La
tête en feu, Octavio s'éloignait à reculons,
lentement, sans geste brusque, surveillant l'engin comme s'il
s'était agi d'un fauve. (...) Encore quelques mètres,
et ce serait l'escalier. Alors, il pourrait se retourner et
courir de toutes ses forces pour s'éloigner de ce couloir
maudit, et si le fauteuil, par extraordinaire, démarrait,
il aurait toujours la ressource de se coller au mur, hors
du chemin central imposé à l'engin par les capteurs(...)
Octavio se retourna et détala.

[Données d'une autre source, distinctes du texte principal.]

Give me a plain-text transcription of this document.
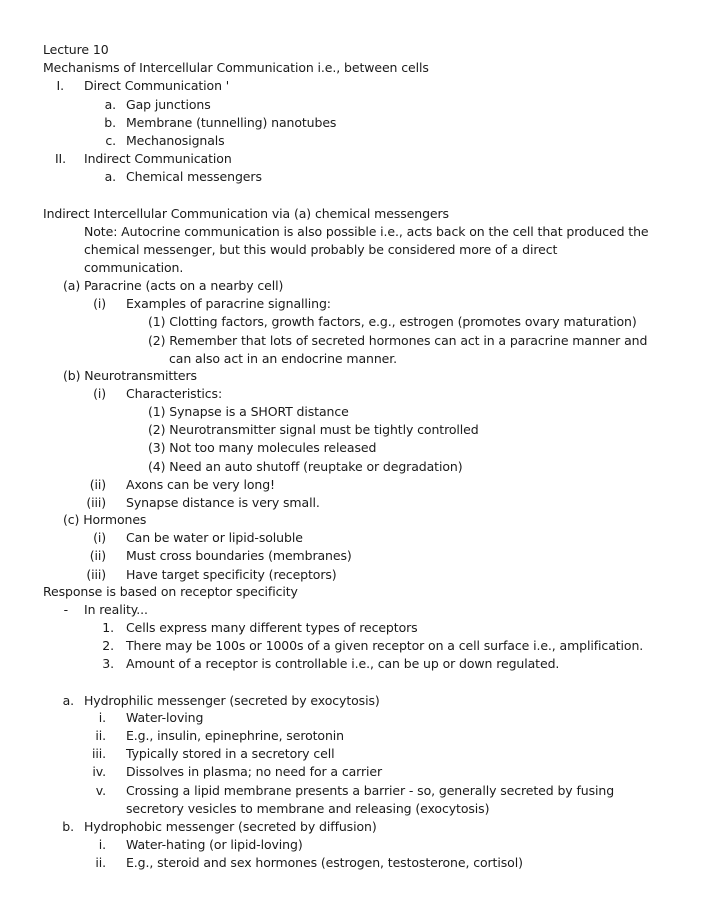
Lecture 10
Mechanisms of Intercellular Communication i.e., between cells
I. Direct Communication '
a. Gap junctions
b. Membrane (tunnelling) nanotubes
c. Mechanosignals
II. Indirect Communication
a. Chemical messengers
Indirect Intercellular Communication via (a) chemical messengers
Note: Autocrine communication is also possible i.e., acts back on the cell that produced the
chemical messenger, but this would probably be considered more of a direct
communication.
(a) Paracrine (acts on a nearby cell)
(i) Examples of paracrine signalling:
(1) Clotting factors, growth factors, e.g., estrogen (promotes ovary maturation)
(2) Remember that lots of secreted hormones can act in a paracrine manner and
can also act in an endocrine manner.
(b) Neurotransmitters
(i) Characteristics:
(1) Synapse is a SHORT distance
(2) Neurotransmitter signal must be tightly controlled
(3) Not too many molecules released
(4) Need an auto shutoff (reuptake or degradation)
(ii) Axons can be very long!
(iii) Synapse distance is very small.
(c) Hormones
(i) Can be water or lipid-soluble
(ii) Must cross boundaries (membranes)
(iii) Have target specificity (receptors)
Response is based on receptor specificity
- In reality...
1. Cells express many different types of receptors
2. There may be 100s or 1000s of a given receptor on a cell surface i.e., amplification.
3. Amount of a receptor is controllable i.e., can be up or down regulated.
a. Hydrophilic messenger (secreted by exocytosis)
i. Water-loving
ii. E.g., insulin, epinephrine, serotonin
iii. Typically stored in a secretory cell
iv. Dissolves in plasma; no need for a carrier
v. Crossing a lipid membrane presents a barrier - so, generally secreted by fusing
secretory vesicles to membrane and releasing (exocytosis)
b. Hydrophobic messenger (secreted by diffusion)
i. Water-hating (or lipid-loving)
ii. E.g., steroid and sex hormones (estrogen, testosterone, cortisol)
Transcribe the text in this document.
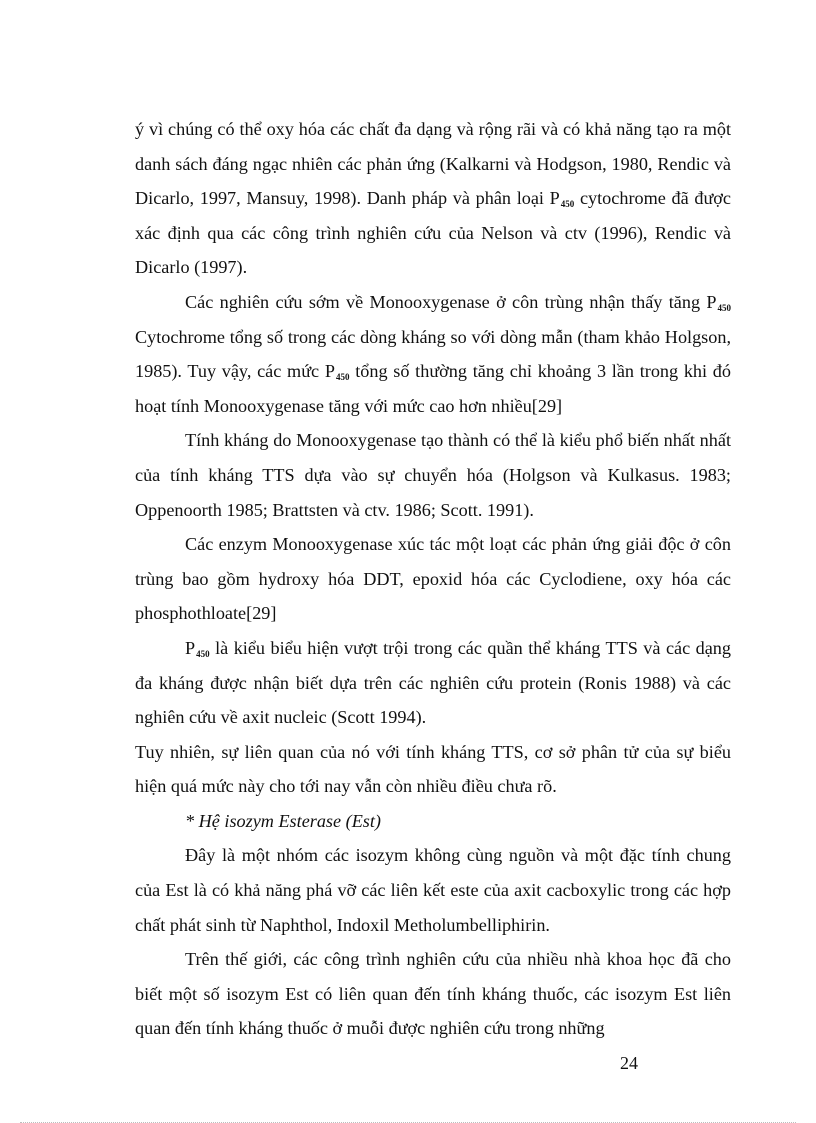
ý vì chúng có thể oxy hóa các chất đa dạng và rộng rãi và có khả năng tạo ra một danh sách đáng ngạc nhiên các phản ứng (Kalkarni và Hodgson, 1980, Rendic và Dicarlo, 1997, Mansuy, 1998). Danh pháp và phân loại $P_{450}$ cytochrome đã được xác định qua các công trình nghiên cứu của Nelson và ctv (1996), Rendic và Dicarlo (1997).

Các nghiên cứu sớm về Monooxygenase ở côn trùng nhận thấy tăng $P_{450}$ Cytochrome tổng số trong các dòng kháng so với dòng mẫn (tham khảo Holgson, 1985). Tuy vậy, các mức $P_{450}$ tổng số thường tăng chỉ khoảng 3 lần trong khi đó hoạt tính Monooxygenase tăng với mức cao hơn nhiều[29]

Tính kháng do Monooxygenase tạo thành có thể là kiểu phổ biến nhất nhất của tính kháng TTS dựa vào sự chuyển hóa (Holgson và Kulkasus. 1983; Oppenoorth 1985; Brattsten và ctv. 1986; Scott. 1991).

Các enzym Monooxygenase xúc tác một loạt các phản ứng giải độc ở côn trùng bao gồm hydroxy hóa DDT, epoxid hóa các Cyclodiene, oxy hóa các phosphothloate[29]

$P_{450}$ là kiểu biểu hiện vượt trội trong các quần thể kháng TTS và các dạng đa kháng được nhận biết dựa trên các nghiên cứu protein (Ronis 1988) và các nghiên cứu về axit nucleic (Scott 1994).

Tuy nhiên, sự liên quan của nó với tính kháng TTS, cơ sở phân tử của sự biểu hiện quá mức này cho tới nay vẫn còn nhiều điều chưa rõ.

* Hệ isozym Esterase (Est)

Đây là một nhóm các isozym không cùng nguồn và một đặc tính chung của Est là có khả năng phá vỡ các liên kết este của axit cacboxylic trong các hợp chất phát sinh từ Naphthol, Indoxil Metholumbelliphirin.

Trên thế giới, các công trình nghiên cứu của nhiều nhà khoa học đã cho biết một số isozym Est có liên quan đến tính kháng thuốc, các isozym Est liên quan đến tính kháng thuốc ở muỗi được nghiên cứu trong những

24
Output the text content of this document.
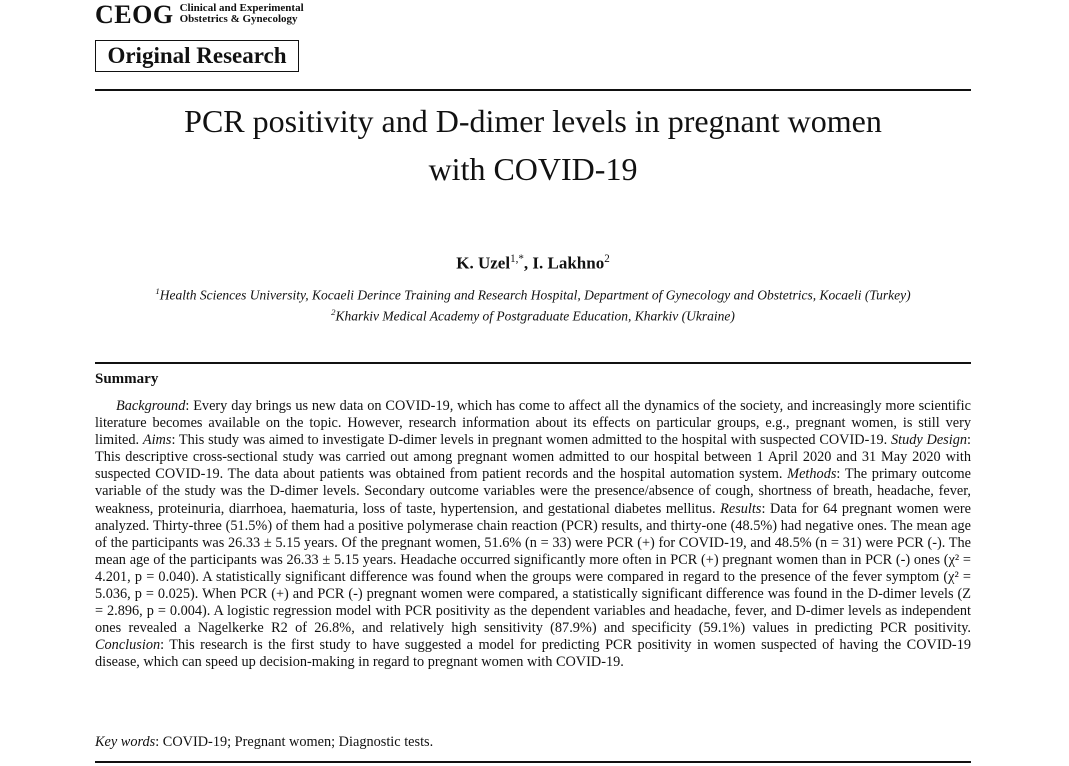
CEOG Clinical and Experimental
Obstetrics & Gynecology
Original Research
PCR positivity and D-dimer levels in pregnant women
with COVID-19
K. Uzel$^{1,*}$, I. Lakhno$^2$
$^1$Health Sciences University, Kocaeli Derince Training and Research Hospital, Department of Gynecology and Obstetrics, Kocaeli (Turkey)
$^2$Kharkiv Medical Academy of Postgraduate Education, Kharkiv (Ukraine)
Summary

Background: Every day brings us new data on COVID-19, which has come to affect all the dynamics of the society, and increasingly more scientific literature becomes available on the topic. However, research information about its effects on particular groups, e.g., pregnant women, is still very limited. Aims: This study was aimed to investigate D-dimer levels in pregnant women admitted to the hospital with suspected COVID-19. Study Design: This descriptive cross-sectional study was carried out among pregnant women admitted to our hospital between 1 April 2020 and 31 May 2020 with suspected COVID-19. The data about patients was obtained from patient records and the hospital automation system. Methods: The primary outcome variable of the study was the D-dimer levels. Secondary outcome variables were the presence/absence of cough, shortness of breath, headache, fever, weakness, proteinuria, diarrhoea, haematuria, loss of taste, hypertension, and gestational diabetes mellitus. Results: Data for 64 pregnant women were analyzed. Thirty-three (51.5%) of them had a positive polymerase chain reaction (PCR) results, and thirty-one (48.5%) had negative ones. The mean age of the participants was 26.33 ± 5.15 years. Of the pregnant women, 51.6% (n = 33) were PCR (+) for COVID-19, and 48.5% (n = 31) were PCR (-). The mean age of the participants was 26.33 ± 5.15 years. Headache occurred significantly more often in PCR (+) pregnant women than in PCR (-) ones (χ² = 4.201, p = 0.040). A statistically significant difference was found when the groups were compared in regard to the presence of the fever symptom (χ² = 5.036, p = 0.025). When PCR (+) and PCR (-) pregnant women were compared, a statistically significant difference was found in the D-dimer levels (Z = 2.896, p = 0.004). A logistic regression model with PCR positivity as the dependent variables and headache, fever, and D-dimer levels as independent ones revealed a Nagelkerke R2 of 26.8%, and relatively high sensitivity (87.9%) and specificity (59.1%) values in predicting PCR positivity. Conclusion: This research is the first study to have suggested a model for predicting PCR positivity in women suspected of having the COVID-19 disease, which can speed up decision-making in regard to pregnant women with COVID-19.

Key words: COVID-19; Pregnant women; Diagnostic tests.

Comme il se précipitait
dans l'escalier, il entendit le vrombissement du fauteuil-taxi
qui démarrait en trombe. Jamais il n'avait descendu
les marches aussi vite. Il les dévalait par deux, par
trois, sans se retourner. Lorsqu'il fut parvenu au milieu
de la deuxième volée, le chuintement et le double
bip lui annoncèrent que le fauteuil quittait le couloir
pour amorcer son virage et débouler à son tour
dans l'escalier.
Octavio se tordit la cheville sur l'une des dernières
marches, juste au moment de déboucher sur la mezzanine.
Le fauteuil le percuta durant la fraction de seconde où
il se trouvait en déséquilibre, la tête
penchée vers le sol.
Cette perte d'équilibre lui sauva la vie. Au lieu d'être
emporté, propulsé violemment contre la rambarde
et balancé par dessus pour s'écraser cinq mètres
plus bas sur le dallage du hall-car telle était, de
toute évidence, l'intention du fauteuil à ce
moment-là-, il fut projeté sur le sol de la
mezzanine et il y glissa comme sur une patinoire. La douleur
provoquée par l'impact du fauteuil contre sa hanche
commençait à peine à irradier que sa
mâchoire craqua en heurtant les barreaux ; il vit des
étoiles et faillit s'évanouir.
Son corps n'était que souffrance, mais il était
en vie !... Il rampa aussitôt, en tirant sur ses coudes
comme un forcené, jusqu'au tapis salvateur tout proche
[*]; il s'y réfugia comme on se jette à l'eau
et, dans l'instant d'après, le fauteuil cogna contre
les mains courantes situées de part et d'autre du tapis
: l'engin était beaucoup trop large pour s'engouffrer
entre elles et pour écraser sa proie, et il cognait
contre les rampes, à coups répétés,
avec une espèce de rage meurtrière impuissante,
tandis que le tapis, doucement, emmenait Octavio vers la délivrance.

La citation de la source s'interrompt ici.